Yesterday, I attended a pro-life conference in Macon, Georgia where Students for Life of America staff member Kortney equipped 40 student leaders to maintain effective pro-life clubs on their respective college campuses. Kortney and her husband of six months, Ben, were 5 months pregnant with their first child, a daughter that they had named Sophey. In everything she said, I could see Kortney’s renewed fervor for the pro-life cause because of the child within her. It is enough for most of us to know biologically that a fetus is a human being, but Kortney now knew it in a certain way that was real and tangible. She was joyful in the knowledge that her daughter was alive inside of her, dependent upon her. Every story she told was given new perspective in light of the fact that she knew and loved Sophey. The pro-life movement had changed for her I think. I saw tremendous hope in her life.
Today, I received the news that Kortney and Sophey died in a car accident on the way back to D.C. from the conference late last night.
I know from experience that someone does not have to be close to you for their death to affect you in a significant way. In high school, the family of one of my best friends died in a plane crash. Though I did not know them, witnessing my friend’s complete and continual devastation was enough for me to question many things I thought I knew about life, death, and grief. I did not know Korntey well, though I have been friends with her on Facebook for about a month now and had been exchanging emails with her during the weeks prior to the conference. I spoke with her during a few of the breakout sessions at the conference and got to listen to her give many talks.

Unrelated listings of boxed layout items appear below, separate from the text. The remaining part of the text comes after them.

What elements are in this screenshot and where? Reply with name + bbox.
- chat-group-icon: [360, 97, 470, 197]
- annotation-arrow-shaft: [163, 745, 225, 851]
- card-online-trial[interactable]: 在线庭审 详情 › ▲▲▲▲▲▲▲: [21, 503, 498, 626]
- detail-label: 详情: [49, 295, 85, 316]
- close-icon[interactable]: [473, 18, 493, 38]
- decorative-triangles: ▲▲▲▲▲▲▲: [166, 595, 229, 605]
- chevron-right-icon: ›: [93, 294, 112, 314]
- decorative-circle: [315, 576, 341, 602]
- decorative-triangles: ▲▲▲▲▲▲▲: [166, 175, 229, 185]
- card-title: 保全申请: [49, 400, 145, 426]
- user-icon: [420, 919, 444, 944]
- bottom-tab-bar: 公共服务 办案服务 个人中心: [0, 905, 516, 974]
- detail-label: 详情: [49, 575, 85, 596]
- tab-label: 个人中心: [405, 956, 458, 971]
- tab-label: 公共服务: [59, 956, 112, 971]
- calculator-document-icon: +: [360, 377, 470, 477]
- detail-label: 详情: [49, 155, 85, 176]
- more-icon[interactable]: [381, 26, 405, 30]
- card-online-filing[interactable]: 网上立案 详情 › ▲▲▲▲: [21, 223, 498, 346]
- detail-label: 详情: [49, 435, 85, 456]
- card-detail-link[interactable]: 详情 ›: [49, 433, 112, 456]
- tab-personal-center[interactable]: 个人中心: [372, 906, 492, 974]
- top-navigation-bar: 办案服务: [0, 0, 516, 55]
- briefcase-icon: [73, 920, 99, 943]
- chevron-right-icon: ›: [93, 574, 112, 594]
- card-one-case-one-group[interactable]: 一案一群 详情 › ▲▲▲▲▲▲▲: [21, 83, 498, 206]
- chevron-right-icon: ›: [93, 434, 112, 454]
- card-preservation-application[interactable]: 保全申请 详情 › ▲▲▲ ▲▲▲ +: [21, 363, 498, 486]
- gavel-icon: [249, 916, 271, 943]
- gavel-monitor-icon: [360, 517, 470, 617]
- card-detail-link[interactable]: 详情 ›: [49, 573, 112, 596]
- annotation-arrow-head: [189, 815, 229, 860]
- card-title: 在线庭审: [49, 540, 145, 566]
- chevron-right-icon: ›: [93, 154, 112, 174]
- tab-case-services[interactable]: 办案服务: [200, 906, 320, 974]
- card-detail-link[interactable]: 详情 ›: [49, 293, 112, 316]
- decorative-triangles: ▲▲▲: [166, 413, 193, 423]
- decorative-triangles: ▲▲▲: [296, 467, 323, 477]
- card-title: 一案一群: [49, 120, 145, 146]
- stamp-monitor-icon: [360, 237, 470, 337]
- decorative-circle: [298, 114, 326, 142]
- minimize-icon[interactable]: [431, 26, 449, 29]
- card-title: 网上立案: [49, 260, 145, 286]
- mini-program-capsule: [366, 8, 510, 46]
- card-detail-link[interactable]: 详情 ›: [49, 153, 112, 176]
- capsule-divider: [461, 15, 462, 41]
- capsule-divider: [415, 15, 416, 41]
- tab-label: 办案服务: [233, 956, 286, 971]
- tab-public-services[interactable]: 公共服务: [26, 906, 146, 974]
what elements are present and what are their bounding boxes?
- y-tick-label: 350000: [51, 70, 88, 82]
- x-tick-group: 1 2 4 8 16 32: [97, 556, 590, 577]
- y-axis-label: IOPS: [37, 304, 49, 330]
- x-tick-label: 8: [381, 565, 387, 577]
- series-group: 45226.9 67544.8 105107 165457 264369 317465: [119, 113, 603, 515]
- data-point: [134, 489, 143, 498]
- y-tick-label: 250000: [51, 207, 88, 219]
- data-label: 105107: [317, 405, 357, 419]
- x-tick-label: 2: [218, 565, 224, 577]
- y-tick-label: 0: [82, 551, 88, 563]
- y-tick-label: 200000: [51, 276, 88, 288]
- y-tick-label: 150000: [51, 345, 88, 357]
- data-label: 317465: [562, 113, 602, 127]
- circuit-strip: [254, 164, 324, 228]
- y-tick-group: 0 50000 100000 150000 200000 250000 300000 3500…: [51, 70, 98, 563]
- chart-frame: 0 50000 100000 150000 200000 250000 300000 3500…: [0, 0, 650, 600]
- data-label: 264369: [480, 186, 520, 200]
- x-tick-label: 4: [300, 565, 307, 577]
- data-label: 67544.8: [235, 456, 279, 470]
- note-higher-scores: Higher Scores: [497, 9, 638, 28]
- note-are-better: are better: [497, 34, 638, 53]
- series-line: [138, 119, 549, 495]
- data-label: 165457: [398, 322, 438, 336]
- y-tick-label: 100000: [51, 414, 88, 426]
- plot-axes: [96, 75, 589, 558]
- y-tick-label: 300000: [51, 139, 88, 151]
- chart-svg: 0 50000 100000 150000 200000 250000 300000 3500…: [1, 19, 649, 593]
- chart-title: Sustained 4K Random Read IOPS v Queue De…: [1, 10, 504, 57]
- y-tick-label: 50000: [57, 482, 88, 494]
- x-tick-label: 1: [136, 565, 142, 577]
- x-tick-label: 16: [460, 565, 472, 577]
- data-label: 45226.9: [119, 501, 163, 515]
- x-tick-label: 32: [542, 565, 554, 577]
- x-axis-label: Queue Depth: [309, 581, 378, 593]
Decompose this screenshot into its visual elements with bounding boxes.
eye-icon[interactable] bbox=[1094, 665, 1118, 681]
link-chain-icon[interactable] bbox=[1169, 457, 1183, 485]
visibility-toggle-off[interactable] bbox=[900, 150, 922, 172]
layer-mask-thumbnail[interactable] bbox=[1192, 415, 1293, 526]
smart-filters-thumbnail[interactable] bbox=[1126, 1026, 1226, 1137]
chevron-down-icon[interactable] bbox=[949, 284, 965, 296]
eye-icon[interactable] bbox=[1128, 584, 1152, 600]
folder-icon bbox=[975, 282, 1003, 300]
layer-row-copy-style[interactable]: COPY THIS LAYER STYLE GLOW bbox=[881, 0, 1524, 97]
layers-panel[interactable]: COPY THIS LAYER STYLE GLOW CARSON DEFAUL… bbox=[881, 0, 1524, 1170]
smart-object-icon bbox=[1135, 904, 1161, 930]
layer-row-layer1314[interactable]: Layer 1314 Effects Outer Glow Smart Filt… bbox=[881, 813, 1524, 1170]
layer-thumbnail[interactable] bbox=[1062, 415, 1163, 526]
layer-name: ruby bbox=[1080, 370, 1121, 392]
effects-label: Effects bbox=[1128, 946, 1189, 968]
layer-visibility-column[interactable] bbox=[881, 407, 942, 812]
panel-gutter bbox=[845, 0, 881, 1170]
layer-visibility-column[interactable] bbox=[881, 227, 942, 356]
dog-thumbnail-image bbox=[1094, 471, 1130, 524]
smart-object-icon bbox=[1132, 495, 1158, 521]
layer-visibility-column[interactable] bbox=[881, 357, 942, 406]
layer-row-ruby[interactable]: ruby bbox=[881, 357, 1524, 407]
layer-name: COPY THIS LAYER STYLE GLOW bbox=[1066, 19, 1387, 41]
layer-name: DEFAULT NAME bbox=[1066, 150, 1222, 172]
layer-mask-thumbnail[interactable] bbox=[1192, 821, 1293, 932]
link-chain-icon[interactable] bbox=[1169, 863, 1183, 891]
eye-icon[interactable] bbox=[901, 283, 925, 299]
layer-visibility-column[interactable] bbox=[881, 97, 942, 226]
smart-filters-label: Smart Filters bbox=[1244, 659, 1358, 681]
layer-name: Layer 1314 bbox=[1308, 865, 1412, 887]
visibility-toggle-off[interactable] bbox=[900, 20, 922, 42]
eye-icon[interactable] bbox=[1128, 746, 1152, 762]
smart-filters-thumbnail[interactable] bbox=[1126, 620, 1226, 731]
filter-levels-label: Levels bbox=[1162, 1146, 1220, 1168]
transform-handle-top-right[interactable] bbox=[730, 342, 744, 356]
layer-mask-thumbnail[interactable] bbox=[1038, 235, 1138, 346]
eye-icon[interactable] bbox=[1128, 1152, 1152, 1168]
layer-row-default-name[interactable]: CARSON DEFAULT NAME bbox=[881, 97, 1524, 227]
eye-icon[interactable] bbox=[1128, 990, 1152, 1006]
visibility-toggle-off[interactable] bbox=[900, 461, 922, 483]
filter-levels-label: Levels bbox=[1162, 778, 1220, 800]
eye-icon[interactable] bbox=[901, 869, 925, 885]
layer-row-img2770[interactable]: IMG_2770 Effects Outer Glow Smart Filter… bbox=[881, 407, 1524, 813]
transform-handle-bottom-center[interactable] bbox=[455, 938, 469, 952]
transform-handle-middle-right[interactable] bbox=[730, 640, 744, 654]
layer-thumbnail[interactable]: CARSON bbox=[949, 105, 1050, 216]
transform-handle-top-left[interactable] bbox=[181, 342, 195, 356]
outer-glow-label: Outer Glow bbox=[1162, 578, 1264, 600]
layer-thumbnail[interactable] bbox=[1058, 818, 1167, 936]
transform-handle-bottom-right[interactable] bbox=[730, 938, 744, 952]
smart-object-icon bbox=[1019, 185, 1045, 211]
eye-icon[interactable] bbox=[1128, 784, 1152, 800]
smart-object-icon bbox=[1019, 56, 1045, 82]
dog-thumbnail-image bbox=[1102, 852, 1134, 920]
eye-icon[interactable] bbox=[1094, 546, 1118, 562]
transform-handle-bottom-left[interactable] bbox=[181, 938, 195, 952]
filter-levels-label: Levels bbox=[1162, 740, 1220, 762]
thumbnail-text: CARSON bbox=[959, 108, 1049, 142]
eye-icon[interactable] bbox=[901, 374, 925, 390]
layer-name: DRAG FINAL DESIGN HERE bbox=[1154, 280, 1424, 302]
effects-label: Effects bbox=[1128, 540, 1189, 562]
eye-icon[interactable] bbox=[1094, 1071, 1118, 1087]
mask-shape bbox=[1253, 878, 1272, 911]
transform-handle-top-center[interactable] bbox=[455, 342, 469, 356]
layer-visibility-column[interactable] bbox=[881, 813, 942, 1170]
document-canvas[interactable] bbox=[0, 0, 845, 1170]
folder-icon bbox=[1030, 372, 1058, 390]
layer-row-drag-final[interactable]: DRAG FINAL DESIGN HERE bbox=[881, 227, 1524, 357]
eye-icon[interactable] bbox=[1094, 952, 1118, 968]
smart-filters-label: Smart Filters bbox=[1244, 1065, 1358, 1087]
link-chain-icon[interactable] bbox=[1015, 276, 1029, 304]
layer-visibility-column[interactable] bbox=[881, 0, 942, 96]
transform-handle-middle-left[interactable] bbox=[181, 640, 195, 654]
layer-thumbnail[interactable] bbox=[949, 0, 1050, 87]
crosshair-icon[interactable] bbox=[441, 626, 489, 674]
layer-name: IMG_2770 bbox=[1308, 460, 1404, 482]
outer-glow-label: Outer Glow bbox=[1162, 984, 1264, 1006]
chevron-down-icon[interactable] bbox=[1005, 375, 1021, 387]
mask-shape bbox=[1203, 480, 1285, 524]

It is a curious feeling knowing that you interacted intimately in the last 24 hours with someone who is now dead. I got the call right before going out for a run. I still decided to go out, but I was terribly distracted, watching every car that passed me with a wary eye, knowing that it might be on its way to claim a life. Back at my apartment, I prayed a rosary for the souls of Kortney and Sophey and also for those injured in the car with them. More than anything else, I prayed for her husband Ben.
In my worst nightmares, I have not been in Kortney’s place, but Ben’s. My own death does not loom menacing on the horizon as it does for some others. What gnaws at my mind and heart late at night are the deaths of my family and friends. I am scared of being the survivor. Many of my friends were on road trips this weekend, so immediately after my rosary, I texted them. Some have responded and some have not, and though I know that they are likely all right, the fear remains sharp today under these circumstances.
After I had run, prayed, and texted, I cried. I cried more than I have in a long time, all the while praying that somehow my parents, brother, sister, and friends would remain safe. I thought of Ben, and thinking of his sorrow threatened to overwhelm me. Suddenly I found myself praying for my future husband, someone I do not think I have met yet, someone I am not even sure exists. I begged God that he was safe and that I would get to meet him one day. Ben and Kortney had 6 beautiful months together before God’s will separated them. I know that this is Ben’s cross to bear and that God will bring greater goods out of his faithful carrying of it in the future. But then a horrifying thought struck me. What if my future husband is already dead? What if he died in a car accident just like Kortney? What if he was aborted along with the million other children aborted in 1990? What if that is my cross to bear? To have been made for marriage, but live without knowing him.
I know that whatever happens to me and to my future husband will be God’s will, but the prospect of losing him frightens me still. It may be strange, but I love him now, wherever he may be, and I pray that God keeps him safe.